There’s no money in poetry, Robert Frost once quipped, but then there’s no poetry in money, either.

In his budget address, Wayne Swan seemed determined to prove Frost’s point. He didn’t so much turn his phrases as curdle them in the stale Ruddite argot about working families, mumbling dutifully but unenthusiastically through the various means tests, taxes on luxury cars, the spending on infrastructure, health and education and the rest of it.

Significantly, he displayed the most animation not when explaining how the ALP would uplift the battlers who voted for it, but rather in response to Kerry O’Brien’s suggestion that Labor hadn’t inflicted sufficient pain.

“Oh, there’s pain, all right,” the Treasurer insisted. “There’s pain.”

You might think that the promise of pain makes a peculiar selling point.

But that’s the odd political era we now inhabit. Within the parliamentary mainstream, economics no longer allows for debate. You can argue about your social issues but, when it comes to the economy, everyone’s just as conservative as each other: a perverse whips and chains consensus exemplified by Ross Gittens’ column in today’s Age, which explained that the budget “could have been much, much better … By better, of course, I mean more unpleasant.”

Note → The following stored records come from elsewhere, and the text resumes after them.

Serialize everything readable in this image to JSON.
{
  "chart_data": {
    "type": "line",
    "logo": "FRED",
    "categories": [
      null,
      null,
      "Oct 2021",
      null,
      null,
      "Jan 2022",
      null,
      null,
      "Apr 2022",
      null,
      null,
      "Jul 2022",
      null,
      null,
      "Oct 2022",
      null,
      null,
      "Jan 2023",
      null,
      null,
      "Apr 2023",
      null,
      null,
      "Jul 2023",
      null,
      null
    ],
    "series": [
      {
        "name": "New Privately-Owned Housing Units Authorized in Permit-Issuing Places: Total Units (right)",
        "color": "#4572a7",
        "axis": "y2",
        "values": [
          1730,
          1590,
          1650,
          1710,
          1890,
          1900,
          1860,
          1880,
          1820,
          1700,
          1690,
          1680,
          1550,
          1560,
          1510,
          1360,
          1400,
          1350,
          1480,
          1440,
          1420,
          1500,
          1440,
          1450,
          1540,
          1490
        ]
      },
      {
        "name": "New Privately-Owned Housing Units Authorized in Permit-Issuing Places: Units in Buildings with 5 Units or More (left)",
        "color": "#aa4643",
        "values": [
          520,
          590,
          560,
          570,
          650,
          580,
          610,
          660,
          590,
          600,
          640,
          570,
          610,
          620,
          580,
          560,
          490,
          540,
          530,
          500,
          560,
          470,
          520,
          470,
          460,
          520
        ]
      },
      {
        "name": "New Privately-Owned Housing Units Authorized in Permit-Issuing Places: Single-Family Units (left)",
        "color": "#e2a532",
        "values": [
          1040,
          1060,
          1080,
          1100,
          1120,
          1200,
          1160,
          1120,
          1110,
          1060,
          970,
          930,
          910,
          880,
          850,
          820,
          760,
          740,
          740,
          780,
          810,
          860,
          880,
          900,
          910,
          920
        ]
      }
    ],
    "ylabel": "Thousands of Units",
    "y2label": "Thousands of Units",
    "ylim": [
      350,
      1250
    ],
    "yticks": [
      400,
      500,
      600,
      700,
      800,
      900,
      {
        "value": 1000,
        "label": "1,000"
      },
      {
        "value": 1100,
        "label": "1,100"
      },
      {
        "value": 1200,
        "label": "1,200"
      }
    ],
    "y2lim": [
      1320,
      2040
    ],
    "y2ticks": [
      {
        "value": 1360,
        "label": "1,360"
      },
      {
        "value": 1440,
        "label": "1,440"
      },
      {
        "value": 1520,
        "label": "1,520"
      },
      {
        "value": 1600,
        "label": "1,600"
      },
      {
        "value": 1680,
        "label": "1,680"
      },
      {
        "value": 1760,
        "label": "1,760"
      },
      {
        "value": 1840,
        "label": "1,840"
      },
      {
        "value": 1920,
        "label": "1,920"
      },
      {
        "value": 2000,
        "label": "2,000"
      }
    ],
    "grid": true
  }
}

Much to the chagrin of the pundits and parliamentarians, ordinary people still display something of a reluctance to welcome that wonderful unpleasantness as it showers down upon them.

Which is why the Labor Party should bless the Good Lord for the chair sniffing culture of the post-Howard Liberal Party. Not surprisingly, an organisation inhabited by people who regard Ted Baillieu as a communist and public housing as a rort for bludgers reflexively accused Swan of soaking the rich — and thus helped to obfuscate how little the budget actually offered in the way of economic redistribution.

Take Swan’s centerpiece — the division between well-off families and their working counterparts. As Tony Wright argues, only 3% of families actually fall above this line. Furthermore, after 1 July, the top marginal tax rate will apply only to those earning above $180,000. Compare that to the last Labor budget, where a higher top tax rate kicked in over $50,000.

Class war, this ain’t.

Under Hawke and Keating, the slogans of social democracy sat rather uncomfortably alongside the practice of economic rationalism. The innovation of Ruddism consists of applying one to another, so that neo-liberalism becomes, rhetorically, at least, the embodiment of the Labor tradition, with the doughty reformers of the ALP willing to roll up their sleeves and make the cuts that the effete Liberal blue-bloods were too feeble to manage.

We saw this during the election campaign when Rudd promised to spend less rather than more than Howard, implicitly contrasting irresponsible Tory profligacy with the frugality of Labor’s ordinary folk. Swan’s budget represents more of the same — hence the willingness to talk the work of the razor gang up rather than down.

It’s a neat rhetorical strategy and one that, like much of Rudd’s program, you can trace back to Tony Blair. Mind you, Blairism reached its culmination with the recent London elections in which New Labour’s core vote utterly collapsed — a reminder that there’s only so long you can tell people that the Light on the Hill consists entirely of tax cuts for the rich.

But that’s still a little way down the track in Australia.

Jeff Sparrow is the editor of Overland.